"Dip and Dunk Processing" Where?

I hate to say it (because I believe good labs need all the business they can get) you're much better off just doing it at home. Black and white processing is child's play.

Agreed.

Back when I used to shoot a lot of E6, I would process it at home, too. There are a couple of more steps and chemicals involved, but it is not that much different from processing B&W film.

The main difference is that you have to maintain tighter control on chemical temperature during the first developer and the color developer. It is really not that hard to do, either.

I used to develop E6 in my kitchen sink, using warm water to control the developing process temperatures. My slides always came out looking perfect in terms of color accuracy - and I never had problems with scratched slides.

Developing film is not voodoo or black magic - give it a try. ;)
 
Every lab will do smaller batches in rotary processors - even if they own hanger type (dip and dunk) processors, don't hold your breath that pushed colour or less common black and white film types will go through them. Unless the lab is running so low on jobs that they can modify the processing speed - which usually implies a volume where their chemistry is not perfectly regenerated.

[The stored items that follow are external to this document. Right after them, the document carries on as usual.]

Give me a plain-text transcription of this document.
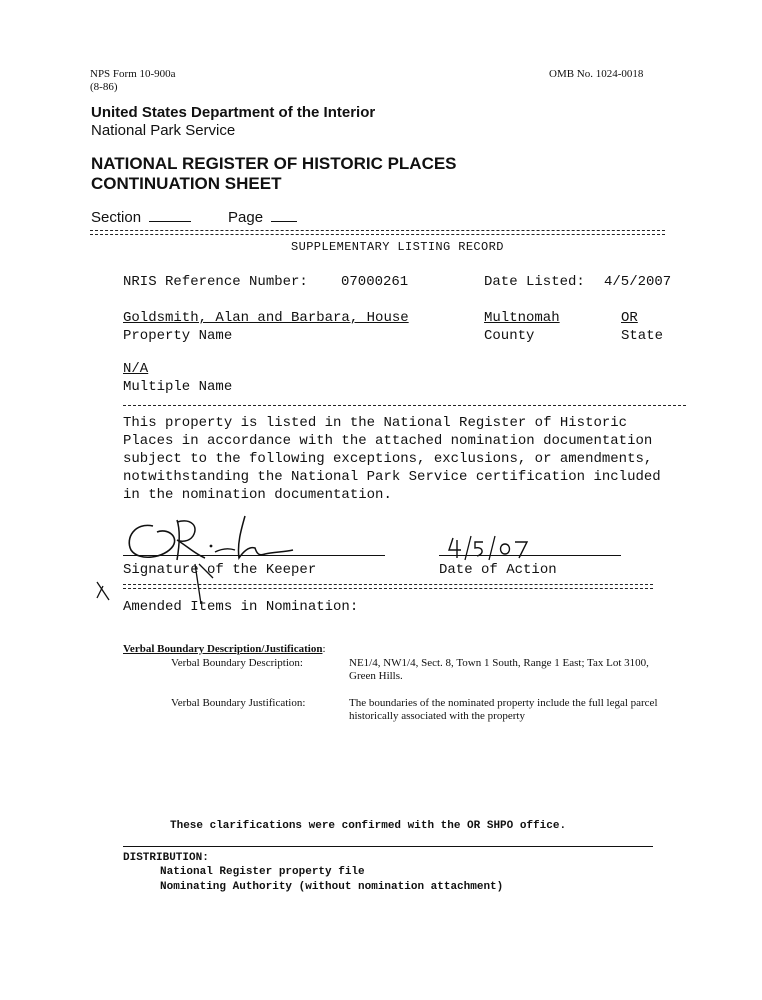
NPS Form 10-900a
(8-86)
OMB No. 1024-0018
United States Department of the Interior
National Park Service
NATIONAL REGISTER OF HISTORIC PLACES
CONTINUATION SHEET
Section	Page
SUPPLEMENTARY LISTING RECORD
NRIS Reference Number: 07000261	Date Listed: 4/5/2007
Goldsmith, Alan and Barbara, House	Multnomah	OR
Property Name	County	State
N/A
Multiple Name
This property is listed in the National Register of Historic
Places in accordance with the attached nomination documentation
subject to the following exceptions, exclusions, or amendments,
notwithstanding the National Park Service certification included
in the nomination documentation.
Signature of the Keeper	Date of Action
Amended Items in Nomination:
Verbal Boundary Description/Justification:
Verbal Boundary Description:	NE1/4, NW1/4, Sect. 8, Town 1 South, Range 1 East; Tax Lot 3100,
Green Hills.
Verbal Boundary Justification:	The boundaries of the nominated property include the full legal parcel
historically associated with the property
These clarifications were confirmed with the OR SHPO office.
DISTRIBUTION:
National Register property file
Nominating Authority (without nomination attachment)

So, no, dip and dunk is not the king of processing - it is much superior to continuously processing minilabs (where any slack in the maintenance will show up in the shape of scratches and dirt embedded in the emulsion), and more affordable than rotary or hand processing, but it is lacking flexibility, and its quality depends on a continuous work load (or high enough prices to keep the thing running all week on test strips). Back in the days I avoided having film processed in the first few hours of the day, on Mondays (when the chemistry might be off spec after the weekend) and Fridays (when every agency pushed for having their "this week" jobs finished, so that the lab was sometimes working above the capacity limits).
 
The last time I asked, Dominion Camera, 112 West Broad St, Falls Church, VA 44710, 703 532-6700, dominioncamera@gmail.com (So presumably Ace Camera, 44710 Cape Ct, Ste 122, Ashburn, VA 20147, 703 430-3333, who have purchased Dominion, also) does D&D. I've never had that done, but I have had other development done at Dominion and it was done well.

They also related they would accept development work by mail, and return it the same way, if prepaid.